Downtown/Historic Prague is compact and amazingly walkable. Our stay, awards - the only reason for selecting a "US style" hotel, at the Marriott put us on the edge of downtown, but only a block from the action. Easy walking from there included the Charles Bridge and the historic downtown sites. Stick to the "local" restaurants (except for a turistic sort of early 20th C Central European place in the cellar of the Opera House which is pretty good, has modest tariffs and the world's best cucumber salad), where the menus, a bit "stodgy" are palatable and filling. The beer, standard brands on draught everywhere, is so good as to defy description, either by itself asa restorative, or in company with food.
The streetcar system "envelopes" the downtown, and a day ticket isa great buy, allowing a scenic ride up to the castle and all thereabouts, plus a way home when your legs give out.
I know of no more walkable city than Prague, but would not be comfortable attempting to drive in the downtown area. Scenery? Some of the world's most attractive women on foot. The local style for the young includes spike heels and jeans which could apparently only be donned while prone - tight! Combined with bottoms improved by lots of walking, the sight of same was continually causing my wife to slap be back to awareness. Flowing Titian hair is also popular. A couple of streets - upon which 'clubs" fill many storefronts seem to feature a number of women whose status, amateur, semi-pro or playing full time in the Majors, is in question, but it's all handled in subtle good taste.
Every morning, I rose early, walked a block to a nearby square/trolley stop, sat down to a coffee in a sidewalk cafe, and took in the view of hundreds of young women on their way to work, an invigorating sight, as stimulating as caffeine.
Conversation with younger Czechs is pretty easy, even for us Non-Czechalogues (mine extends little farther than "Pivo", "Svoboda" and my phonetic version of "Yak-se-Mosh"). Concurrent with the fall of the USSR, the schools in which all had studied Russian since the 40s immediately took up English as the required second language.

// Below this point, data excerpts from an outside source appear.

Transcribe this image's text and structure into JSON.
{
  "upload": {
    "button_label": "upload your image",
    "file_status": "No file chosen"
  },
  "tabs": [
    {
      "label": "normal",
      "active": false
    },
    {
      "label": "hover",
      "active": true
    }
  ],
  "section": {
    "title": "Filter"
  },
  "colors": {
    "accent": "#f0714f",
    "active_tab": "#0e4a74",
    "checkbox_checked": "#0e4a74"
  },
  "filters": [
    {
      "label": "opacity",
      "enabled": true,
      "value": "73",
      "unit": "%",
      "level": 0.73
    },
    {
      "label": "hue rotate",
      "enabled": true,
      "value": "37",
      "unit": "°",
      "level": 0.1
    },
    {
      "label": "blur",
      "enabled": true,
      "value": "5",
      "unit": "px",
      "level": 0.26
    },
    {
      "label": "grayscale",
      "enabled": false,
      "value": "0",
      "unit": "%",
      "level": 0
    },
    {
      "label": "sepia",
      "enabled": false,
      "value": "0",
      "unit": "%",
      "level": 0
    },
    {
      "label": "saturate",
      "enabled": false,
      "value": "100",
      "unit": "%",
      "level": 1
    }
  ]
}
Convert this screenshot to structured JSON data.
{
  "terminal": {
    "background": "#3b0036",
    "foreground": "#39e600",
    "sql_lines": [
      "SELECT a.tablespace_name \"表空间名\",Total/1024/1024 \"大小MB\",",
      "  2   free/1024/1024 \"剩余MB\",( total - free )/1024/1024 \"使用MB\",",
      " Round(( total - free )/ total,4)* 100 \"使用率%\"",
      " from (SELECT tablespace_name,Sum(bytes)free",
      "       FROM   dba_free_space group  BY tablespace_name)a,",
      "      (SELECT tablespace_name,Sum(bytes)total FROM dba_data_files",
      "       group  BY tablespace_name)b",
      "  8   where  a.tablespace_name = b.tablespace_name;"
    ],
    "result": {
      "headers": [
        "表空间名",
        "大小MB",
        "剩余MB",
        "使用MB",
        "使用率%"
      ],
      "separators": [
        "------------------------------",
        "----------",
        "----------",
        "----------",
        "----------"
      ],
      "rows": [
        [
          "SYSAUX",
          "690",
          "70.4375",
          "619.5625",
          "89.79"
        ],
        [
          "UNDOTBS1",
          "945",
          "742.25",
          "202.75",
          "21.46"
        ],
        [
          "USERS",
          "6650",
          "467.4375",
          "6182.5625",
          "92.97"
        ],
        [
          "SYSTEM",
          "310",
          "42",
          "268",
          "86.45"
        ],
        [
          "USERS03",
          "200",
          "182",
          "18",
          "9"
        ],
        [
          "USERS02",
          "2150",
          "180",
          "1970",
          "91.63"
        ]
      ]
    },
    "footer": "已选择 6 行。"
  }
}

....Unknown Czech city both enjoyable and worth a visit (as long as you get away from the train station, a concrete bunker-modern structure in a grim Stalinesque neighborhood) - Olomouc in old Moravia. Old Vauban era and earlier ramparts, medieval/renaissance quarter, old university, modest prices, friendly folk in town and in the nearby rural area which we visited in search of the origin of my wife's mother's family. Evidence of their passing: a combination beer joint/general store bearing the family name in a tiny hamlet. Apparently, all my bride's ancestors had fled to Prague (one to become a nationally famed author) or to the US (to keep on farming). The new owners and locals did, however, welcome us warmly and with plenty of beer (and a sampling of cured local pork products at which they display skills equal to those who crossed the sea to the New World and make sausage in the rural Czech enclaves of Texas).